Perfect match

PUBLISHED : Thursday, 08 November, 2007, 12:00am
UPDATED : Thursday, 08 November, 2007, 12:00am
 

European black-shelled mussels are smaller and more delicate than their green-shelled cousins from New Zealand. They're frequently cooked as moules mariniere - with onion, garlic and parsley in a white wine broth. As they cook, the mussels give off an abundance of salty sea water that forms part of the broth. There are many interesting variations on this basic preparation - a pinch of saffron adds an incredible perfume and depth to the dish. If you like Asian flavours, lemongrass, ginger and coriander root are delicious.

The best wine to pair with mussels needs to have freshness and liveliness. Oak ageing and even classy barrel-fermented flavours have only limited appeal in the combination. Oak flavours - even if they're cleverly handled - can be exposed and exaggerated by the mussel freshness. Drink your favourite Montrachet with something else.

Wolf Blass Gold Label Riesling 2005, Eden Valley, South Australia

The beautiful and serene Eden Valley, a 30-minute drive away from the touristy Barossa Valley, attracts the most dedicated and knowledgeable wine lovers: the district is known for its riesling. This Wolf Blass is a crowd-pleaser. It has plenty of perfume from the quality riesling grapes and some aromatic esters from clever winemaking techniques. It's rich without being heavy and finishes fruity without being cloying. It's the perfect match with Asian-flavoured mussel broth - the wine's gentle aromatics sit alongside ginger, coriander root and lemongrass. Its sunshine-like fruit lifts the mussels and spotlights their freshness and rich marine tang.

Available for HK$165 from Maxxium (tel: 2845 5995)

Pascal Jolivet Exception Sancerre Blanc 2003, Loire Valley, France

Sancerre has been flooding the world with bottles of bland and vaguely fruity liquid, but this Pascal Jolivet is reviving the area. It's top stuff, filled with fresh, bean curd-like minerality and plenty of restrained fruit.

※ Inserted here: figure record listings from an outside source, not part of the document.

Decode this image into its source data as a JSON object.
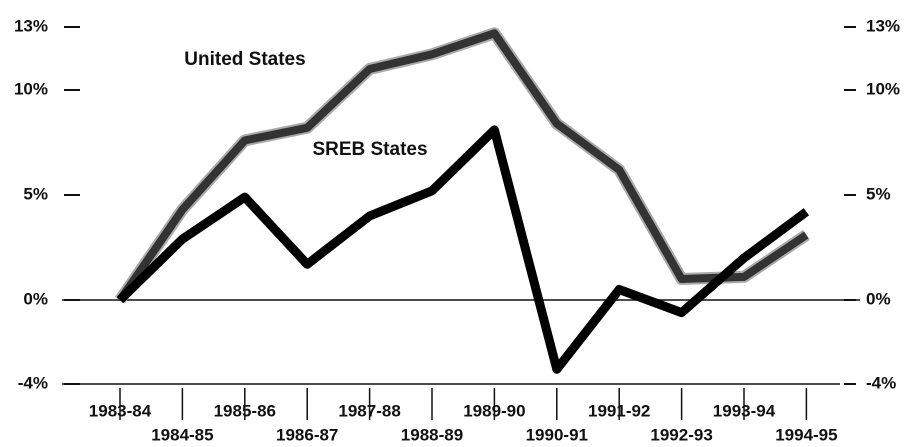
{
  "chart_data": {
    "type": "line",
    "categories": [
      "1983-84",
      "1984-85",
      "1985-86",
      "1986-87",
      "1987-88",
      "1988-89",
      "1989-90",
      "1990-91",
      "1991-92",
      "1992-93",
      "1993-94",
      "1994-95"
    ],
    "series": [
      {
        "name": "United States",
        "color": "#333333",
        "values": [
          0,
          4.3,
          7.6,
          8.2,
          11.0,
          11.7,
          12.7,
          8.4,
          6.2,
          1.0,
          1.1,
          3.1
        ]
      },
      {
        "name": "SREB States",
        "color": "#000000",
        "values": [
          0,
          2.9,
          4.9,
          1.7,
          4.0,
          5.2,
          8.1,
          -3.3,
          0.5,
          -0.6,
          2.0,
          4.2
        ]
      }
    ],
    "ylim": [
      -4,
      13
    ],
    "yticks": [
      {
        "value": -4,
        "label": "-4%"
      },
      {
        "value": 0,
        "label": "0%"
      },
      {
        "value": 5,
        "label": "5%"
      },
      {
        "value": 10,
        "label": "10%"
      },
      {
        "value": 13,
        "label": "13%"
      }
    ],
    "y2lim": [
      -4,
      13
    ],
    "y2ticks": [
      {
        "value": -4,
        "label": "-4%"
      },
      {
        "value": 0,
        "label": "0%"
      },
      {
        "value": 5,
        "label": "5%"
      },
      {
        "value": 10,
        "label": "10%"
      },
      {
        "value": 13,
        "label": "13%"
      }
    ]
  }
}
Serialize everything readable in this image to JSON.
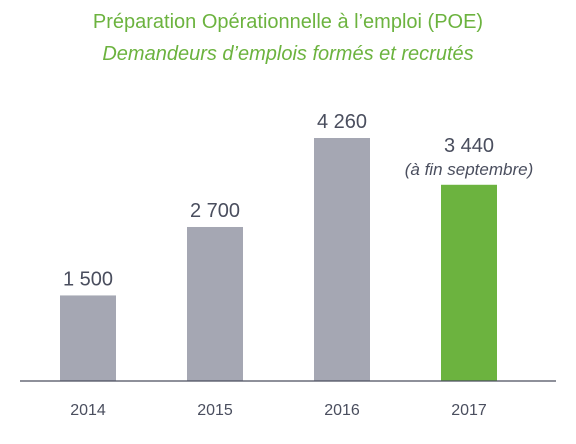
{
  "chart_data": {
    "type": "bar",
    "title": "Préparation Opérationnelle à l’emploi (POE)",
    "subtitle": "Demandeurs d’emplois formés et recrutés",
    "categories": [
      "2014",
      "2015",
      "2016",
      "2017"
    ],
    "values": [
      1500,
      2700,
      4260,
      3440
    ],
    "value_labels": [
      "1 500",
      "2 700",
      "4 260",
      "3 440"
    ],
    "annotations": [
      "",
      "",
      "",
      "(à fin septembre)"
    ],
    "colors": [
      "#a5a7b3",
      "#a5a7b3",
      "#a5a7b3",
      "#6cb33f"
    ],
    "ylim": [
      0,
      4260
    ],
    "grid": false,
    "legend": "none"
  }
}
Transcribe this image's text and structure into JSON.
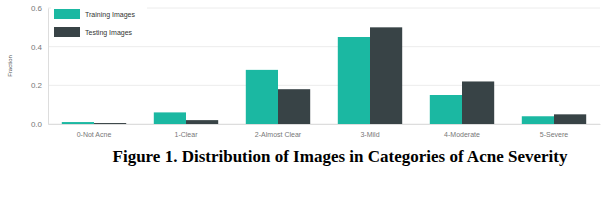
{
  "chart_data": {
    "type": "bar",
    "title": "Figure 1. Distribution of Images in Categories of Acne Severity",
    "y_label": "Fraction",
    "categories": [
      "0-Not Acne",
      "1-Clear",
      "2-Almost Clear",
      "3-Mild",
      "4-Moderate",
      "5-Severe"
    ],
    "series": [
      {
        "name": "Training Images",
        "color": "#1bb8a2",
        "values": [
          0.01,
          0.06,
          0.28,
          0.45,
          0.15,
          0.04
        ]
      },
      {
        "name": "Testing Images",
        "color": "#384346",
        "values": [
          0.005,
          0.02,
          0.18,
          0.5,
          0.22,
          0.05
        ]
      }
    ],
    "ylim": [
      0,
      0.6
    ],
    "yticks": [
      {
        "value": 0,
        "label": "0.0"
      },
      0.2,
      0.4,
      0.6
    ],
    "grid": true,
    "legend": "top-left"
  }
}
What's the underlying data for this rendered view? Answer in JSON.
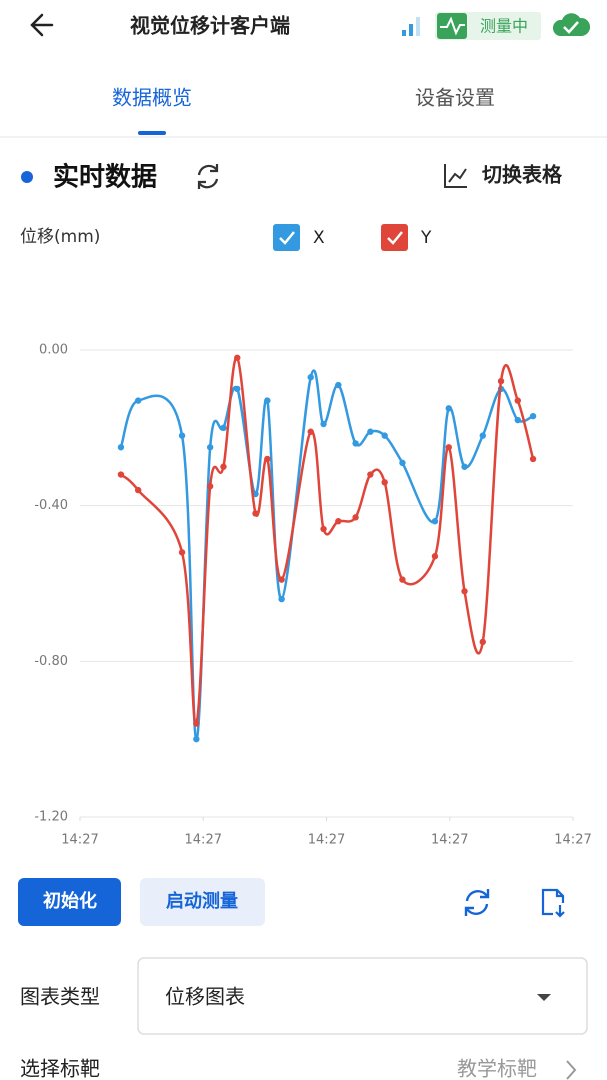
{
  "header": {
    "title": "视觉位移计客户端",
    "status": "测量中"
  },
  "tabs": [
    "数据概览",
    "设备设置"
  ],
  "section": {
    "title": "实时数据",
    "toggle": "切换表格"
  },
  "chart_data": {
    "type": "line",
    "y_label": "位移(mm)",
    "x": [
      8.3,
      11.8,
      20.7,
      23.6,
      26.4,
      29.1,
      31.9,
      35.6,
      38.0,
      40.9,
      46.8,
      49.4,
      52.4,
      55.9,
      58.9,
      61.8,
      65.4,
      72.0,
      74.8,
      78.0,
      81.7,
      85.4,
      88.8,
      91.9
    ],
    "xlim": [
      0,
      100
    ],
    "xticks": [
      {
        "value": 0,
        "label": "14:27"
      },
      {
        "value": 25,
        "label": "14:27"
      },
      {
        "value": 50,
        "label": "14:27"
      },
      {
        "value": 75,
        "label": "14:27"
      },
      {
        "value": 100,
        "label": "14:27"
      }
    ],
    "ylim": [
      -1.2,
      0
    ],
    "yticks": [
      {
        "value": 0,
        "label": "0.00"
      },
      {
        "value": -0.4,
        "label": "-0.40"
      },
      {
        "value": -0.8,
        "label": "-0.80"
      },
      {
        "value": -1.2,
        "label": "-1.20"
      }
    ],
    "grid": true,
    "series": [
      {
        "name": "X",
        "color": "#3399e0",
        "values": [
          -0.25,
          -0.13,
          -0.22,
          -1.0,
          -0.25,
          -0.2,
          -0.1,
          -0.37,
          -0.13,
          -0.64,
          -0.07,
          -0.19,
          -0.09,
          -0.24,
          -0.21,
          -0.22,
          -0.29,
          -0.44,
          -0.15,
          -0.3,
          -0.22,
          -0.1,
          -0.18,
          -0.17
        ]
      },
      {
        "name": "Y",
        "color": "#e0453a",
        "values": [
          -0.32,
          -0.36,
          -0.52,
          -0.96,
          -0.35,
          -0.3,
          -0.02,
          -0.42,
          -0.28,
          -0.59,
          -0.21,
          -0.46,
          -0.44,
          -0.43,
          -0.32,
          -0.34,
          -0.59,
          -0.53,
          -0.25,
          -0.62,
          -0.75,
          -0.08,
          -0.13,
          -0.28
        ]
      }
    ]
  },
  "buttons": [
    "初始化",
    "启动测量"
  ],
  "settings": [
    {
      "label": "图表类型",
      "value": "位移图表"
    },
    {
      "label": "选择标靶",
      "value": "教学标靶"
    }
  ]
}
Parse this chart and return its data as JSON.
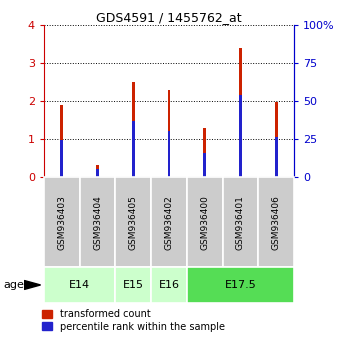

The Exception is pure and stylishly lean and can age for a decade or two. It's a perfect match with Belgian mussels and frites. The wine's pure fruitiness sets up the mussels' freshness and it cleanses the palate of the oiliness of the frites. The wine has plenty of balanced acidity, and its phenomenal length delivers all the elements.

Available for HK$485 from Jebsen (tel: 2923 8777)

Hugel 'Gentil' 2005, Alsace, France

This is traditional Alsace wine with a contemporary name. Unlike other Alsatian wines, Gentil is made from a blend of grape varieties that, frankly, were the leftovers back when the tradition started. Riesling gives the wine freshness and acid backbone, a canvas for grapes such as traminer, and pinot blanc to add either texture or more perfume. The wine is noticeably complex and rather mouth-filling. It's a good match with mussels in a saffron broth. The saffron aromatics give the wine depth and warmth.